A considerable distancia por Friedrich Strasse, pasados los clubes nocturnos y los cabarés, los grasientos restaurantes y las librerías pornográficas, había un escalofriante residuo del siglo anterior, unas galerías comerciales de techumbre acristalada, llamadas el Pasaje, que incluso en sus días de mayor esplendor habían estado revestidas de tristeza. En el interior se alternaban unas desconchadas columnas de hierro colado y decenas de tiendas con olor a moho que vendían de todo, desde vírgenes manas hasta condones. De noche, el sitio se convertía en el hogar de los chicos más penosos que andaban a la caza de sexo en la ciudad: los Muñecos. Estos no eran otros que los chaperos más jóvenes de Berlín, preadolescentes de once o doce años, que acudían allí a pelearse por algo que comer o un lugar donde reposar la cabeza esa noche. Su lugar de reunión habitual era el Museo Anatómico, situado en el centro del Pasaje, una astrosa sala de exposiciones donde se exhibían maniquíes y partes del cuerpo reales que ilustraban todas las atroces deformidades conocidas por el hombre. Los niños, tocados con gorras escolares y en pantalón corto, con la cara sucia y desesperados, se apostaban por decenas delante del local, peleándose por cada hombre que pasaba.

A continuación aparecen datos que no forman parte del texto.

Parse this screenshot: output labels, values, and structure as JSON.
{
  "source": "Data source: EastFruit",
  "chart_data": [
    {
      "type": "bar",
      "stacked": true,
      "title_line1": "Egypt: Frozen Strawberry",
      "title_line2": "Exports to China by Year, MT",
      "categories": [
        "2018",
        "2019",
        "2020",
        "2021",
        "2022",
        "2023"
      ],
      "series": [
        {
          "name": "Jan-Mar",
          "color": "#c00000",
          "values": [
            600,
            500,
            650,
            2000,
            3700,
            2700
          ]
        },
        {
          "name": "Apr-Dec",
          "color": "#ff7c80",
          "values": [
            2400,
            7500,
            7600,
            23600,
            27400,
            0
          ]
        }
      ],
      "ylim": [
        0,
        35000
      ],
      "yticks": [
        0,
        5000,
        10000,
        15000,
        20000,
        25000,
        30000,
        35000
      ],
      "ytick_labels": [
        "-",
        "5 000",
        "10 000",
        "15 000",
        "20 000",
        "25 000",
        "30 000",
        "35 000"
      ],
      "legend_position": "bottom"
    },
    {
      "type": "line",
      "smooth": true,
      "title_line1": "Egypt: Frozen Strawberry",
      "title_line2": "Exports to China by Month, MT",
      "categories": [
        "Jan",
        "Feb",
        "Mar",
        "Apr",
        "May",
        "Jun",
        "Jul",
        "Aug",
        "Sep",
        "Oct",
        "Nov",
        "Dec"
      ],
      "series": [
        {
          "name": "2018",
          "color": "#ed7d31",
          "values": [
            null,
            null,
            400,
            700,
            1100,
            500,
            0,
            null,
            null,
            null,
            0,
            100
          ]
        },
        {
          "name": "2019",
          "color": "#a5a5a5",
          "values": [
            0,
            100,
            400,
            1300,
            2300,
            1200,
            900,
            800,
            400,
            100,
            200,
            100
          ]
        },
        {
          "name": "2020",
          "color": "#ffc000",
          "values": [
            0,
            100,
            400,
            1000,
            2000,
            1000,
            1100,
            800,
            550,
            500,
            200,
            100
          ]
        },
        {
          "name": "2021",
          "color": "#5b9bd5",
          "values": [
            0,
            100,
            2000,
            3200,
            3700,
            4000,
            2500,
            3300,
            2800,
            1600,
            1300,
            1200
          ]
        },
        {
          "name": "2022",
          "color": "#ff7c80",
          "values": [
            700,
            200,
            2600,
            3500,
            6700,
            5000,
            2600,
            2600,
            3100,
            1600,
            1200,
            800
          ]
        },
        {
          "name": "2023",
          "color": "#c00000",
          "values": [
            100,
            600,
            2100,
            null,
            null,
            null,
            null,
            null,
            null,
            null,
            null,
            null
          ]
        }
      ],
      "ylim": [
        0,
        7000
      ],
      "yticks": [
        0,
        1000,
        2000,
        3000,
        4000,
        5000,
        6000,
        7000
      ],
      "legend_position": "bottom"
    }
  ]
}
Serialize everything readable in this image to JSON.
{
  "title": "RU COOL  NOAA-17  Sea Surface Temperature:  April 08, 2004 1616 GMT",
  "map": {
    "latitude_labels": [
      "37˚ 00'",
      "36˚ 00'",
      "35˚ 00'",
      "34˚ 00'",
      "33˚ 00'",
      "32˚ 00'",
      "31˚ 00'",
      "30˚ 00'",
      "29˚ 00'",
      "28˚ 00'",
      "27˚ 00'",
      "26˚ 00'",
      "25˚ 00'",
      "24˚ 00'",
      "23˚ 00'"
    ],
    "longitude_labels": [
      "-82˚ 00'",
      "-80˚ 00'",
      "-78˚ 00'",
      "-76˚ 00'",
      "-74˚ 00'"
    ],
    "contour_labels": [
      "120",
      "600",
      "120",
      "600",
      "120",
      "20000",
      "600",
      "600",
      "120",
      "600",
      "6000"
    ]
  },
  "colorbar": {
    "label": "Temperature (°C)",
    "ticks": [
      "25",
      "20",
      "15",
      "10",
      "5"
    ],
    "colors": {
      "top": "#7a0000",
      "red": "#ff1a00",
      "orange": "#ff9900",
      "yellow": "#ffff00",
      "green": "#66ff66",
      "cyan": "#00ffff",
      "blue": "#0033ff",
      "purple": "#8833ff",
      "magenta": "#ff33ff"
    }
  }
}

¿Alguno de vosotros ha visto a Kai, el de los Apaches Rojos?

Las caras de los niños perdieron la expresión al mismo tiempo.

—Jefe —susurró Gunther—, todo este tiempo que hemos pasado buscándolo… podríamos haber estado vigilando el piso de Gustave. Por lo que sabemos, ahora ya está en casa.

—Cinco marcos al que me lleve hasta Kai. —Willi hizo un último intento.

Media docena de niños dieron un paso adelante.

Le costó treinta marcos, pero obtuvo su respuesta.

¿Y dónde estaba el jefe de los Apaches Rojos?

Los asistentes a
La Traviata
salían durante el entreacto cuando Willi y Gunther se detuvieron con un frenazo delante del antiguo Gran Teatro de la Opera, en el Unter den Linden. Entre las damas y caballeros que salían en tropel del dieciochesco edificio —una de las principales obras maestras de Schinkel en Berlín—, Willi localizó por fin al muchacho, de punta en blanco con un reluciente esmoquin blanco, cuando bajaba sonriendo tranquilamente por la escalinata principal con un hombre de apariencia adinerada. Willi enseguida reconoció en éste al príncipe de Turingia.

—¡Hombre! ¡Hola! —Willi fingió que el encuentro era casual. Al estrechar la manaza de Kai, se inclinó para decirle al oído —: Tengo que encontrar a Gustave.